Sereno e serafico don Salvino non si scompose, disse solo ‘ho capito’, e avviò la recita del credo”. Con questo ricordo comincia la nota di Sergio Silvestris nel ricordo di don Salvino, scomparso improvvisamente ieri pomeriggio.

“E non si faceva neppure problemi a cambiare i Salmi, correggendo i Profeti. ‘Beato l’uomo che teme Dio’ diventava ‘beati coloro che hanno fiducia nell’amore di Dio’. Perché don Salvino era così, senza mezze misure. O tutto o niente. E Lui si è dato tutto. Con le sue prediche pacifiste, i suoi inviti espliciti alla diserzione alla leva, la sua allergia a qualsiasi gerarchia, il suo rifiuto di ogni autorità e ogni imposizione, e il suo credo nel Dio-amore che lo hanno reso forse scomodo ma certamente originale. Tanto da essere il primo prete di Bisceglie a non indossare il colletto bianco e a rifiutare in titolo di “don”. Per tutti era solo Salvino”.

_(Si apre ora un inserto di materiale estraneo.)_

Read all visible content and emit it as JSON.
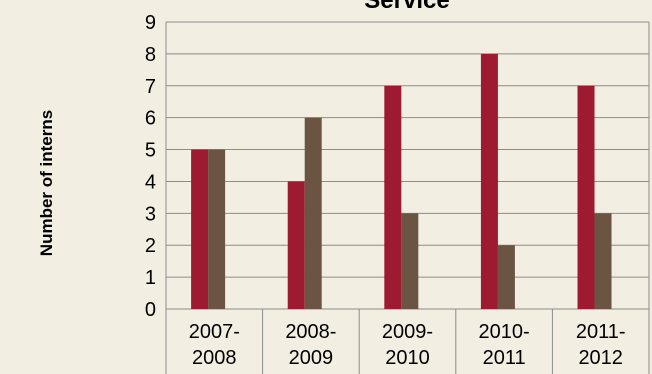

Ma don Salvino ha già compiuto due miracoli in vita: ha fatto nascere dal nulla la prima struttura di accoglienza e assistenza a poveri, immigrati e derelitti; e ha recuperato dall’oblìo, dalla decadenza, dal vandalismo e dalla depredazione delle opere d’arte (che recuperò da case private e da una scuola media) una chiesa tornata al suo splendore barocco e una struttura, quella dei Cappuccini, tornata al suo antico splendore. E lo ha fatto senza assistenza pubblica e senza 8×1000: con il sostegno di tanti benefattori e con l’opera infaticabile di una comunità di giovani e di amici che lo seguiva verso qualunque traguardo lui indicasse”.

“Mi mancheranno il suo sorriso e la sua schiettezza. E anche quel modo originale con cui ci salutavamo. Ad ogni telefonata – conclude Silvestris – io lo salutavo con un antiquato e tradizionale ‘Cristo regni!’. E lui mi rispondeva con uno strafottente ‘altrettanto!’.
Ciao Salvino. Che il Signore ti abbracci col suo amore.